The tax credit is equal to 10 percent of the purchase price of the home, up to a maximum of $8,000. There are income guidelines on the credit. Individuals with an adjusted gross income up to $75,000 (or $150,000 if filing jointly) are eligible for the full tax credit. The credit is proportionally phased down for those earning more and is not available for those with an income above $95,000 (or $170,000 if filing jointly).

People who buy a home from a close relative, stop using the property as their main home, sell within three years or are nonresident aliens cannot take the credit. If a homeowner claims the credit and does sell the home within three years, the entire amount of the credit will be recaptured on the sale.

Rich and Karen Ayers are licensed Real Estate Brokers in Illinois.  We are experienced Brokers who specialize in Residential and Investment real estate in Naperville, Oswego, Plainfield and the surrounding suburbs of Chicago. We also own and manage multiple investment properties and help real estate investors find, buy, fix, rent and sell their investments. Visit our website at www.AyersTeam.com or receive our blog via your RSS Feed or in your email.

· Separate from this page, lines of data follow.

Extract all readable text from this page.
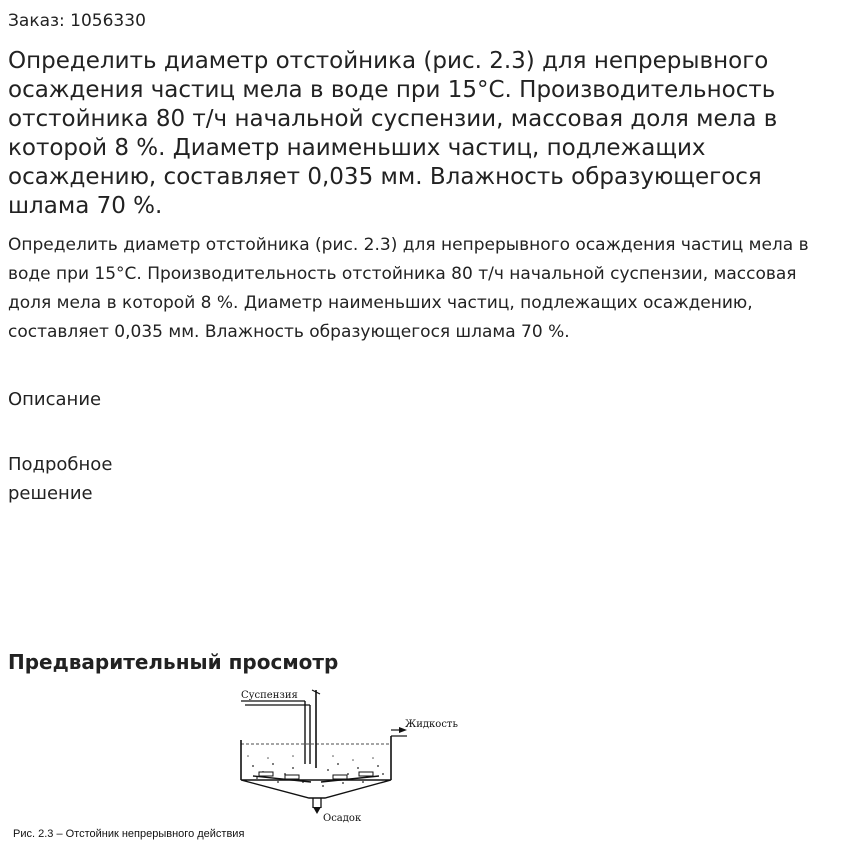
Заказ: 1056330
Определить диаметр отстойника (рис. 2.3) для непрерывного осаждения частиц мела в воде при 15°С. Производительность отстойника 80 т/ч начальной суспензии, массовая доля мела в которой 8 %. Диаметр наименьших частиц, подлежащих осаждению, составляет 0,035 мм. Влажность образующегося шлама 70 %.

Определить диаметр отстойника (рис. 2.3) для непрерывного осаждения частиц мела в воде при 15°С. Производительность отстойника 80 т/ч начальной суспензии, массовая доля мела в которой 8 %. Диаметр наименьших частиц, подлежащих осаждению, составляет 0,035 мм. Влажность образующегося шлама 70 %.

Описание
Подробное решение
Предварительный просмотр
Суспензия
Жидкость
Осадок
Рис. 2.3 – Отстойник непрерывного действия
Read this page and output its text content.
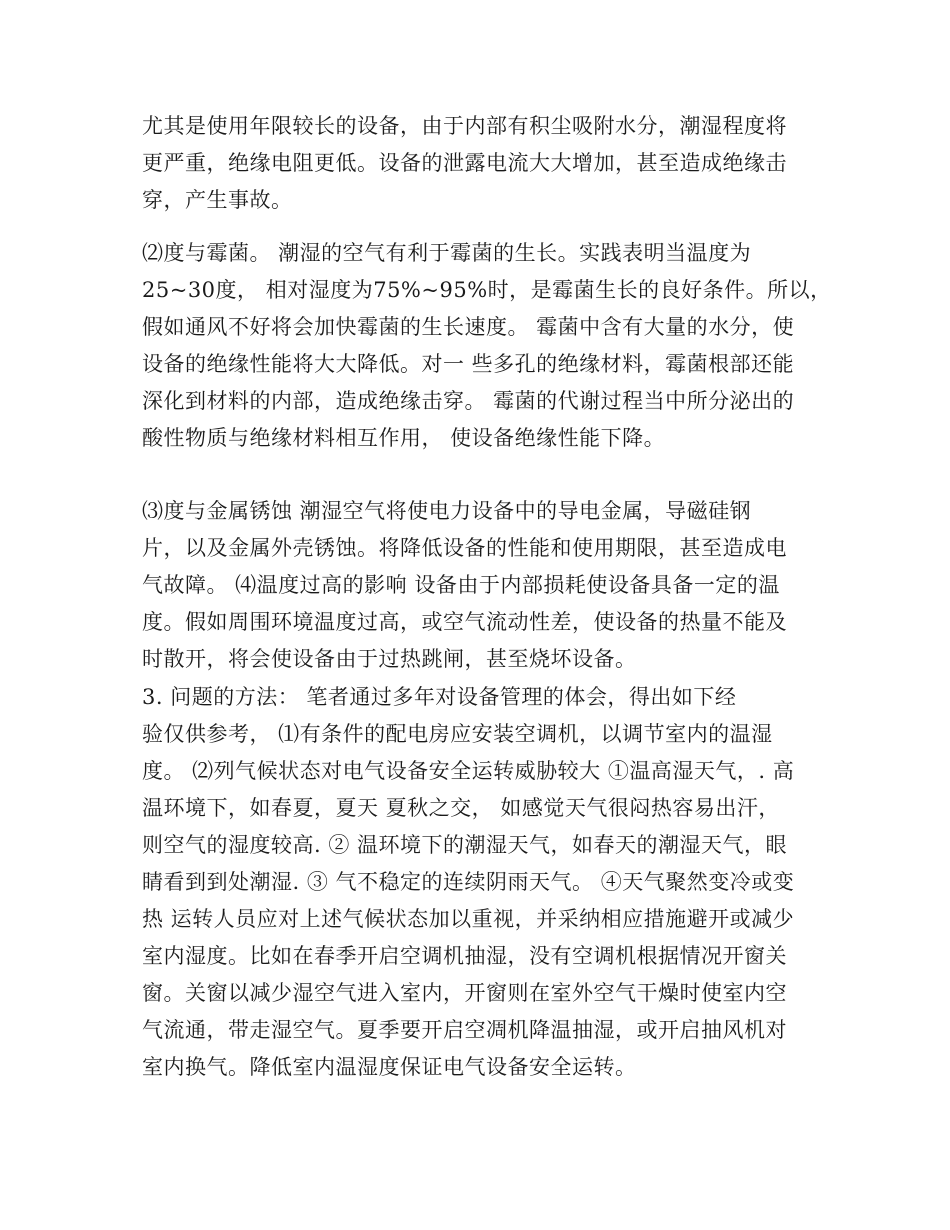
尤其是使用年限较长的设备，由于内部有积尘吸附水分，潮湿程度将
更严重，绝缘电阻更低。设备的泄露电流大大增加，甚至造成绝缘击
穿，产生事故。
⑵度与霉菌。 潮湿的空气有利于霉菌的生长。实践表明当温度为
25~30度， 相对湿度为75%~95%时，是霉菌生长的良好条件。所以，
假如通风不好将会加快霉菌的生长速度。 霉菌中含有大量的水分，使
设备的绝缘性能将大大降低。对一 些多孔的绝缘材料，霉菌根部还能
深化到材料的内部，造成绝缘击穿。 霉菌的代谢过程当中所分泌出的
酸性物质与绝缘材料相互作用， 使设备绝缘性能下降。
⑶度与金属锈蚀 潮湿空气将使电力设备中的导电金属，导磁硅钢
片，以及金属外壳锈蚀。将降低设备的性能和使用期限，甚至造成电
气故障。 ⑷温度过高的影响 设备由于内部损耗使设备具备一定的温
度。假如周围环境温度过高，或空气流动性差，使设备的热量不能及
时散开，将会使设备由于过热跳闸，甚至烧坏设备。
3. 问题的方法： 笔者通过多年对设备管理的体会，得出如下经
验仅供参考， ⑴有条件的配电房应安装空调机，以调节室内的温湿
度。 ⑵列气候状态对电气设备安全运转威胁较大 ①温高湿天气，. 高
温环境下，如春夏，夏天 夏秋之交， 如感觉天气很闷热容易出汗，
则空气的湿度较高. ② 温环境下的潮湿天气，如春天的潮湿天气，眼
睛看到到处潮湿. ③ 气不稳定的连续阴雨天气。 ④天气聚然变冷或变
热 运转人员应对上述气候状态加以重视，并采纳相应措施避开或减少
室内湿度。比如在春季开启空调机抽湿，没有空调机根据情况开窗关
窗。关窗以减少湿空气进入室内，开窗则在室外空气干燥时使室内空
气流通，带走湿空气。夏季要开启空凋机降温抽湿，或开启抽风机对
室内换气。降低室内温湿度保证电气设备安全运转。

Categories : Buying Property | First Time Home Buyer
Comments
Kelly Brown June 12, 2009

The article is usefull for me. I’ll be coming back to your blog.

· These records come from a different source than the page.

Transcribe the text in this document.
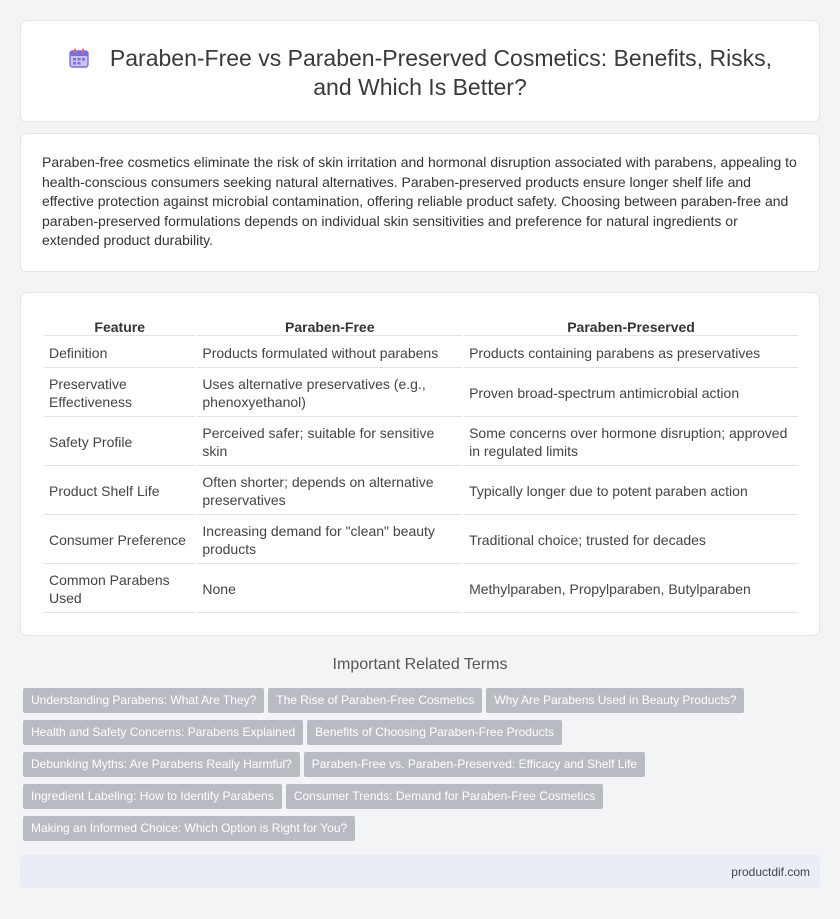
Paraben-Free vs Paraben-Preserved Cosmetics: Benefits, Risks, and Which Is Better?

Paraben-free cosmetics eliminate the risk of skin irritation and hormonal disruption associated with parabens, appealing to health-conscious consumers seeking natural alternatives. Paraben-preserved products ensure longer shelf life and effective protection against microbial contamination, offering reliable product safety. Choosing between paraben-free and paraben-preserved formulations depends on individual skin sensitivities and preference for natural ingredients or extended product durability.

Feature	Paraben-Free	Paraben-Preserved
Definition	Products formulated without parabens	Products containing parabens as preservatives
Preservative Effectiveness	Uses alternative preservatives (e.g., phenoxyethanol)	Proven broad-spectrum antimicrobial action
Safety Profile	Perceived safer; suitable for sensitive skin	Some concerns over hormone disruption; approved in regulated limits
Product Shelf Life	Often shorter; depends on alternative preservatives	Typically longer due to potent paraben action
Consumer Preference	Increasing demand for "clean" beauty products	Traditional choice; trusted for decades
Common Parabens Used	None	Methylparaben, Propylparaben, Butylparaben
Important Related Terms
Understanding Parabens: What Are They? The Rise of Paraben-Free Cosmetics Why Are Parabens Used in Beauty Products?
Health and Safety Concerns: Parabens Explained Benefits of Choosing Paraben-Free Products
Debunking Myths: Are Parabens Really Harmful? Paraben-Free vs. Paraben-Preserved: Efficacy and Shelf Life
Ingredient Labeling: How to Identify Parabens Consumer Trends: Demand for Paraben-Free Cosmetics
Making an Informed Choice: Which Option is Right for You?
productdif.com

Janice McElhoe July 31, 2009

What are the rules to apply the $8,000 incentive to a lease purchase situation?

Thanjk you,
Janice

Rich August 1, 2009

Hi Janice, unfortunately, the actual purchase must be completed by Nov 30, 2009. In a lease-purchase or rent-to-own situation, you are technically leasing the property for a period of time before you actually purchase. In this case, you will not be able to take advantage of the program. I would do everything possible to take advantage of the low rates and low prices on homes today! You only need 3.5% down with an FHA mortgage versus 5%-10% with a conventional mortgage. Let me know if you have any questions!